April 9, 2016 Faith Matters

Three years after Boston bombing, film shows distress of attacker’s friends

A new short produced by high school classmates of one of the Boston Marathon bombers, depicts their lives following the attack.

For days after the 2013 Boston Marathon bombing, Americans were glued to the news, eager to know who had planted the homemade devices that ripped through the crowd at the finish line, killing three people.

The world got its first look at the suspects three days after the April 15 attack, when the FBI released surveillance photos showing two men identified only by their baseball caps as “black hat” and “white hat.”

The 12-minute film “Jahar” tells a fictional story of how three friends of Dzhokhar Tsarnaev reacted when they realized he was the man in the white hat.

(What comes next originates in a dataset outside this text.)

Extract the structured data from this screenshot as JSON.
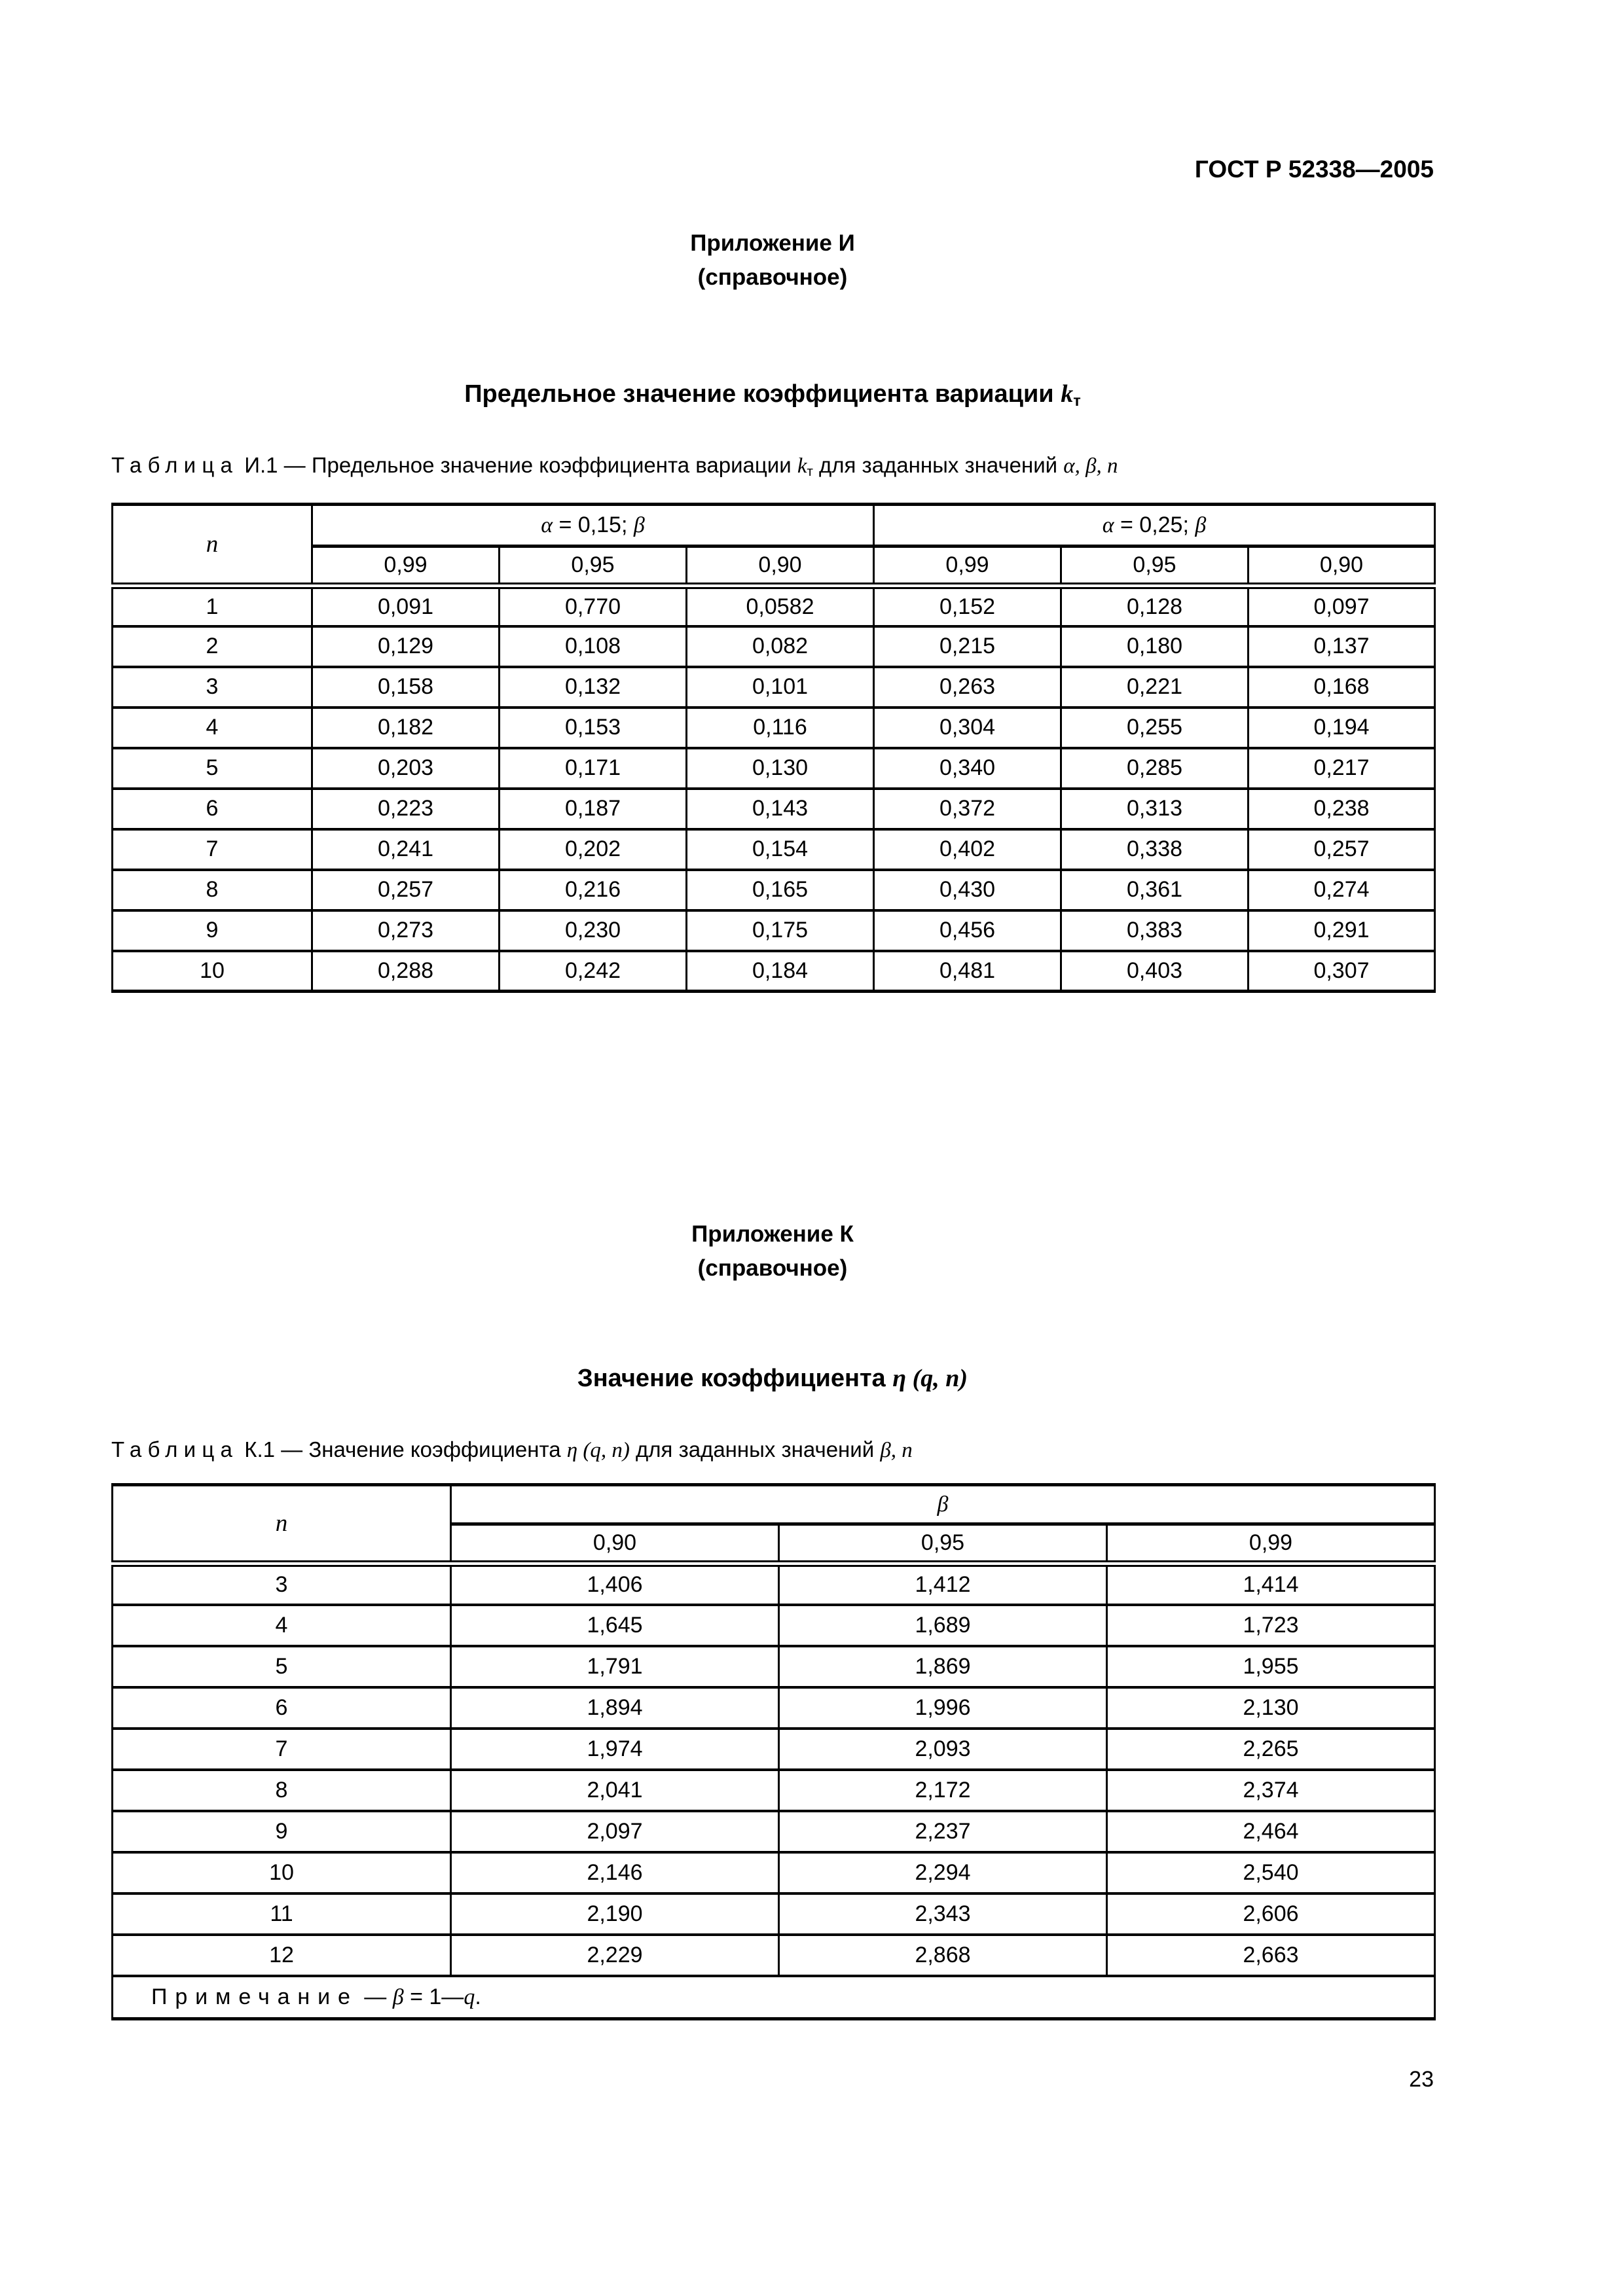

It was written by two high-school classmates of Tsarnaev, who was convicted last year of carrying out the attacks and sentenced to death.

Debuting next week at New York’s Tribeca Film Festival, the film shows three teenagers trying to understand how the friend they knew by the nickname “Jahar” could have been involved in an attack that wounded more than 260 people, more than a dozen of whom lost legs.

The film, written by Zolan Kanno-Youngs and Henry Hayes, cuts between the friends’ memories of hanging out with Tsarnaev, smoking marijuana and laughing, and struggles to accept his role in the attack.

“We had this very personal experience and these very raw emotions and we weren’t really sure how to get them out. And me personally, just days after it happened I tried to write something and it was impossible, it was to raw. And so about a year later Zolan and I got together and we wrote this script because we had things we wanted to say. You know, we had this pain and we had this feeling of – we were ready to tell this story from our point of view,” said Hayes.

At his sentencing in June, Tsarnaev admitted to carrying out the bombing with his 26-year-old brother Tamerlan, who died four days later following a gunfight with police. The younger Tsarnaev, now 22, left a note describing the attack as an act of revenge for U.S. military campaigns in countries that are mostly Muslim.

“Jahar” has a very different focus from that of the forthcoming “Patriots Day.” That film, about then-Boston Police Commissioner Ed Davis and the hunt for the bombers, stars Mark Wahlberg and is due out in December.

“We’re not trying to say that, you know, the pain that’s shown in this film is equal or even compares to the pain that people felt, you know, who had a relative at the finish line. This is, as Henry said, a personal story, it’s a narrative, but at the same time it’s another piece of the story. We’re both storytellers and I think that we both respect that – we both respect telling a whole part of a story,” explained Kanno-Youngs.

“We both hope that some people, at least, go to the film and realize that when something this horrible happens that there is all kinds of pain that’s felt. There are all kinds of victims. And this is just one small story, 12 minute film that tries to tell the story of some of those people,” he added.

Some of the teens depicted in the film are angry, but one of them is reluctant to believe Tsarnaev is guilty, clinging to a memory of a young man who talked a police officer into allowing him to drive eight inebriated friends home from a suburban party in an overloaded car.

This screen conflict mirrors history. Former classmates of Tsarnaev appeared in court following his April 19, 2013, arrest, voicing support and denying his guilt. By the end of his trial, his most visible supporters were a handful of anti-death-penalty protesters, who say the sentence he awaits at a maximum security prison in Florence, Colorado, is unjust.

Tsarnaev, an ethnic Chechen, and his family came to the United States a decade before the attacks, settling just outside Boston in Cambridge, Massachusetts. His parents failed to thrive and eventually returned to Russia, but Dzhokhar remained, living with his brother and becoming a high-school wrestling star.

Hayes, who also directed the film, said he hoped it would prompt people to analyze what set Tsarnaev on the path to violence.

However Kanno-Youngs said there is one thing the film didn’t do for him.

“To be honest, it didn’t… provide me answers for why he did it. But that’s not why I tried to write it. I wrote it with Henry to come to peace with the fact that I might not never know why he did it.”